Two researchers from NASA Goddard Space Flight Center (GSFC), Greenbelt, Md., and a glaciologist from the University of Colorado's National Snow and Ice Data Center, Boulder, Colo., will discuss new findings related to Earth's ice cover at a press conference on Dec. 14 at the 2004 meeting of the American Geophysical Union in San Francisco, Calif.
Waleed Abdalati, a NASA GSFC researcher, has worked with colleagues on a slew of recent papers on glaciers and ice sheets in the Northern Hemisphere. Bill Krabill of NASA Wallops Space Flight Center, Wallops Island, Va., Abdalati and others calculated that Greenland's contributions to sea level rise nearly doubled in recent years, from 0.13 millimeters (mm) (.005 inches) per year in the mid 1990s, to 0.25 mm (.01 inches) per year from 1997 to 2003. Krabill's study measured steady thinning in the region's lower elevations near the coasts.
A recent NASA paper in Nature found that the world's fastest glacier, called the Jakobshavn Isbrae, nearly doubled its speed from 1997 to 2003. The speedy ice stream's quickening coincided with a break up of the floating ice that extends from the glacier out into the ocean, called an ice tongue. In 2003, this one glacier added to the world's oceans an amount of water equal to about 4 percent of the estimated rate of sea level rise.
Abdalati also published a paper in the Journal of Geophysical Research assessing the contributions of the Canadian ice caps to sea level rise. During the late 1990s they contributed an estimated 0.065 mm (0.002 inches) per year, which, while not as large as those of Greenland and neighboring Alaska, is still quite significant. Perhaps more significant is the fact that like Greenland and Alaska the rate of ice loss appears to have accelerated in recent years.
Meanwhile, the Arctic Ocean's perennial sea ice, or the sea ice that lasts all year long, continues to decline. Floating sea ice blankets the ocean surface, and does not contribute to sea level rise.

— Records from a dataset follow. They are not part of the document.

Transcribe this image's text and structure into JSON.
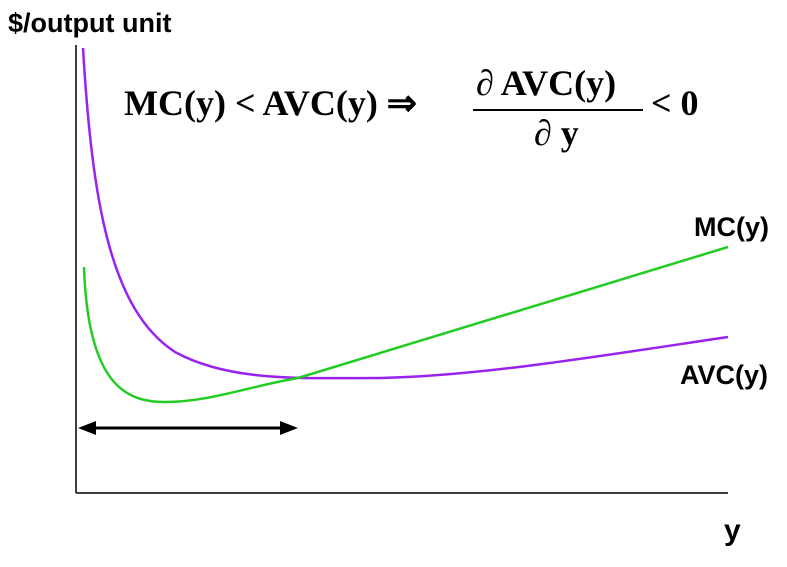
{
  "axes": {
    "ylabel": "$/output unit",
    "xlabel": "y"
  },
  "curves": {
    "mc": {
      "label": "MC(y)",
      "color": "#22cc22"
    },
    "avc": {
      "label": "AVC(y)",
      "color": "#9922ee"
    }
  },
  "equation": {
    "left": "MC(y) < AVC(y) ⇒",
    "numerator": "∂ AVC(y)",
    "denominator": "∂ y",
    "right": "< 0"
  },
  "arrow": {
    "color": "#000000"
  }
}
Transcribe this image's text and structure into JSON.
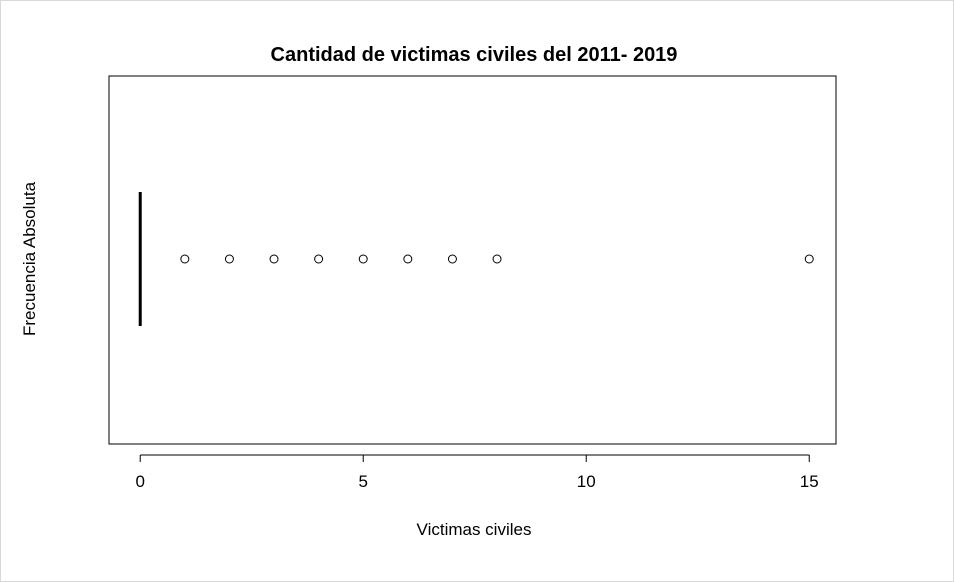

But it is an important part of the climate system because the expansive white ice reflects the sun's heating rays, prevents the oceans beneath it from absorbing more heat, influences ocean circulation, and regulates Earth's climate. Between 2002 and 2004, Arctic sea ice has been exceptionally low. 2002 set a record for the lowest amount of late summer sea ice since satellite measurements of the area began in 1978. Josefino Comiso of NASA's GSFC reported that between 1978 and 2000, the Arctic perennial sea ice declined by 8.9 percent per decade. The trend is now 9.2 percent per decade. These low levels continue to be sustained in 2003 and 2004.
While a few abnormally cold summers would help sea ice survive the summer melt, Comiso's studies have found that on average, during the past 22 years, the Arctic warming rate is about 8 times higher than estimates of warming rates over the last 100 years.
In much of the Antarctic, a general cooling has been observed and sea ice has mostly increased over the last 30 years but the Antarctic Peninsula has been an exception since it has warmed and similar rapid changes as those found in the northern hemisphere have been observed.
For example, in the eastern Antarctic Peninsula, very rapid climate warming began in the 1950s, causing mean temperatures to increase by about 2.5 degrees Celsius (4.5 Fahrenheit), according to Scambos. As temperatures have warmed, land and sea ice have melted. In March 2002, the Rhode-Island-sized Larsen B ice shelf collapsed, the largest in a series of such retreats that began to take place around 1985 and have steadily increased.
In the aftermath of this collapse, two NASA studies, one led by Scambos, showed that glaciers flowing into the bay areas behind the Larsen 'B' ice shelf accelerated by 3- to 8-fold in just 18 months after the breakup. This finding points to similar mechanisms as those discovered by Abdalati and colleagues in Greenland's Jakobshavn ice stream. Satellite images revealed that the Antarctic glaciers' speed-up began almost immediately after the collapse of the shelf. Data from NASA's new ICESat satellite indicate that the trunk of one glacier decreased in elevation by over 30 meters in just six months.